Remember to do some research about the company, the job roles and responsibilities as well as the market/industry in which they operate in. All of this information will definitely come in handy here. Tailor your answers to fit what is most relevant to the position and employer. If the job revolves around being a journalist, writer or an editor, you should mention your attention to details (grammar, tonality and vocabulary).
Question 3: What do you think is your weakness?
As infamous as this question can be, it surprisingly is very simple to answer. Easy, just be honest. Don’t try to craft the perfect weakness simply because there is none. All weaknesses are perfectly normal to experience and don’t be afraid to be yourself. If you are a stressor, and meeting tight deadlines makes you nervous or anxious, be honest-tell them exactly so. But here’s the important part- think about a solution to overcome this weakness.
So, for example, if you get easily stressed, mention your hard work in attempting to test yourself by committing to 1 work goal per day and how you try to increase your responsibilities after each day. This shows your desire to overcome your weakness. A tip here is, mention this weakness as a construct of your past. Talk about the steps and ways you took to overcome this and mention an improvement that made you genuinely proud! Oh, and try not to say your weakness is public speaking/ speaking in public, because that’s a tad overplayed.

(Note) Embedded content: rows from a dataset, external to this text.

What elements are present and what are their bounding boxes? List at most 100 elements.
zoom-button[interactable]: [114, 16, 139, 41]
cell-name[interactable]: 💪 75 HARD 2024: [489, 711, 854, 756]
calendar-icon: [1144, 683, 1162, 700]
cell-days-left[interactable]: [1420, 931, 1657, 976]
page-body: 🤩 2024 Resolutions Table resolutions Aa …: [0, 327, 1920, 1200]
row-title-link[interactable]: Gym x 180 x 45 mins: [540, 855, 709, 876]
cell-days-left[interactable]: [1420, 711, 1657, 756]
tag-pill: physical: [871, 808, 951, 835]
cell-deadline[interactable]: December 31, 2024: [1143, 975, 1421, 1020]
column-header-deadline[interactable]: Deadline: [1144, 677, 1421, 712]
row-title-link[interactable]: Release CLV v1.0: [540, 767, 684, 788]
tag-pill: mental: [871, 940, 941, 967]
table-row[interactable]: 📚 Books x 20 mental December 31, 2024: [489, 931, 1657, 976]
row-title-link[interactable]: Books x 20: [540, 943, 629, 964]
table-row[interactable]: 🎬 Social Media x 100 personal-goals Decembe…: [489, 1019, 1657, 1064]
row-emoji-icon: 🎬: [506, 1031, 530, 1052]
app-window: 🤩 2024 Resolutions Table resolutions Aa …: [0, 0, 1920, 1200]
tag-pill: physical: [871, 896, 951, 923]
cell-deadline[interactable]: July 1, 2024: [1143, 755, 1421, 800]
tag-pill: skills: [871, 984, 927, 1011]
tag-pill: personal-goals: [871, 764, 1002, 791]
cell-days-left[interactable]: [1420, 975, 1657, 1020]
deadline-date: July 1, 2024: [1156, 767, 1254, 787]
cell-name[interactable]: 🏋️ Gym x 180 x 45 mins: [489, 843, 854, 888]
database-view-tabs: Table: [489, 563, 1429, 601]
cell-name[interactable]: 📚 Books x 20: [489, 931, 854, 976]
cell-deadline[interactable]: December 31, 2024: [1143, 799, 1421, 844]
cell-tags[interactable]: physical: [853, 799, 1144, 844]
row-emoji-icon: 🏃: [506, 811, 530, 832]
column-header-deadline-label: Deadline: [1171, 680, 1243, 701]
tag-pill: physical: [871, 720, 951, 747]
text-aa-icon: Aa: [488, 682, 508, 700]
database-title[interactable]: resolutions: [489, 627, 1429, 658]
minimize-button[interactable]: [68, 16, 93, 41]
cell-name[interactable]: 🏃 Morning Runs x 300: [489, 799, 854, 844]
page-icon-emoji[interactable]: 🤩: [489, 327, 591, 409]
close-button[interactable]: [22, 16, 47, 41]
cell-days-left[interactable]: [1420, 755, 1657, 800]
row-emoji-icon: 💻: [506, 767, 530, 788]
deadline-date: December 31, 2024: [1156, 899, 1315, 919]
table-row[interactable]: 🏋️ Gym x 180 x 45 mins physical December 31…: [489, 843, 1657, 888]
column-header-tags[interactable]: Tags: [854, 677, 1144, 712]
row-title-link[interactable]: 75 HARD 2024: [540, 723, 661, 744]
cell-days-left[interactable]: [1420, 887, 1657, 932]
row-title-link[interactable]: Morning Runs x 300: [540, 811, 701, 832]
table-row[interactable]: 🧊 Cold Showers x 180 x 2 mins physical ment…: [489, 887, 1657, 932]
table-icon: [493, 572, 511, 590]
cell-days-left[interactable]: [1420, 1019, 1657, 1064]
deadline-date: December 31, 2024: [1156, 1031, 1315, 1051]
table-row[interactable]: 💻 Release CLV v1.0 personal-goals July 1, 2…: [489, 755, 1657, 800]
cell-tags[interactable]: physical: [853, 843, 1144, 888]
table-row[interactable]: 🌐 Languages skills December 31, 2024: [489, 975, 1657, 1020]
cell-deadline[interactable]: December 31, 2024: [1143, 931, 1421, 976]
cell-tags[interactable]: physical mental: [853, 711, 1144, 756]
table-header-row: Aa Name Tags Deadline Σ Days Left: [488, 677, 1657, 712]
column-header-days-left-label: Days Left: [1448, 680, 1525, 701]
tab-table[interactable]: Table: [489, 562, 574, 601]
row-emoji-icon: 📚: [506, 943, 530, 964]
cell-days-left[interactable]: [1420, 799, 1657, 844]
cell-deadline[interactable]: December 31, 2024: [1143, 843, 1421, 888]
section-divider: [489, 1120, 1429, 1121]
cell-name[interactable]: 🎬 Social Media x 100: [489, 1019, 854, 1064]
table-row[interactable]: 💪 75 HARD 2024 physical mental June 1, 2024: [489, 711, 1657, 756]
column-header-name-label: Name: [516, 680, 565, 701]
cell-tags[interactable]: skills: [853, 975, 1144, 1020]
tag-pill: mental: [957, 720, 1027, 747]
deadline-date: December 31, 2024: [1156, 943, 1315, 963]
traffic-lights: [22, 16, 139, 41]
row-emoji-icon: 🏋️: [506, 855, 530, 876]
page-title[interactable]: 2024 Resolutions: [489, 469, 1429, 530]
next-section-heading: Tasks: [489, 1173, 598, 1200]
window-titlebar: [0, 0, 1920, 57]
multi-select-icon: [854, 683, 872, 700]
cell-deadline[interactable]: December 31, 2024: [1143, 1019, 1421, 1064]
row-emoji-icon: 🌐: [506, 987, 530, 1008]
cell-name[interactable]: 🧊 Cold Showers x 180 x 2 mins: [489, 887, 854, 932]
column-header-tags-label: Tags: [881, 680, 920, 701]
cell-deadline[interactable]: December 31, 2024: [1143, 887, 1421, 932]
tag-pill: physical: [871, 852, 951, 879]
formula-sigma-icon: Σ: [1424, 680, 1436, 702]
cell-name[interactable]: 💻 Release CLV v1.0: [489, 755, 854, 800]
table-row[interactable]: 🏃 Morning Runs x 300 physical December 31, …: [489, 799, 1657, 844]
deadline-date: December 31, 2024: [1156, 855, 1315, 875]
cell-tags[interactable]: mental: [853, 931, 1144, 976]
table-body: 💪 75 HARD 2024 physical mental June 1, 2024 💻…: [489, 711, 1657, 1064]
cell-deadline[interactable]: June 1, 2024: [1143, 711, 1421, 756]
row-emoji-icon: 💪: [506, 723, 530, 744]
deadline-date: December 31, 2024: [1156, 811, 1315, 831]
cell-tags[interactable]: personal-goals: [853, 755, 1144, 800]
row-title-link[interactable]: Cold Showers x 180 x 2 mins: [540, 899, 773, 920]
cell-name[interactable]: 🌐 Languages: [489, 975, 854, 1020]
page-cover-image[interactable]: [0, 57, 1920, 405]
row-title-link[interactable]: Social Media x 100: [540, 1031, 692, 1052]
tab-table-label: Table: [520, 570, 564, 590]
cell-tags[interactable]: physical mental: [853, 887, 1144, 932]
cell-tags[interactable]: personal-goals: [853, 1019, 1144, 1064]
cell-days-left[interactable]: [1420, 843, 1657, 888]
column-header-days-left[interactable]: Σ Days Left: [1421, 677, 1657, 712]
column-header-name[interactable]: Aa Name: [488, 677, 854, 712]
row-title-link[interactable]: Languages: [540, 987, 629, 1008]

Question 4: Do you have any questions for me?
Never, and I mean never let this question go unanswered. Trust me, hiring managers definitely want to hear whatever concerns you have in mind and the best way to turn the tables back on them. It’s your turn now to ask the questions! (How fun is that?) Asking questions is also another way to buy more time with the employer in order to discuss any other relevant information like an award you won or a skill you developed through the questions. It’s important to engage and connect with your employer in a more personal way and this helps them to remember you more!
Way ahead of an interview, keep a list of about 5 questions ready at hand so you don’t have to scramble and rack your brain at that exact moment. Remember, this is a good chance to see whether you are the right fit for the company’s culture, structure and formalities or even the work ethics and moral principles that govern certain decisions. You need to be aware of vague-sounding answers that are given by employers and make your decision wisely according to the responses you get. Not every company’s a right fit for you, and that’s perfectly okay. It’s better to assess beforehand in order to avoid any unwanted surprises.
An interview needn’t be a trip to hell, and by preparing yourself beforehand, you might even have a great time sitting in that chair. Always stay grounded and focused, no matter how long you have been in the industry or not at all. Honesty is highly valued in interviews and by giving a concise and clear picture of who you are personally and professionally, your future career is right ahead of you.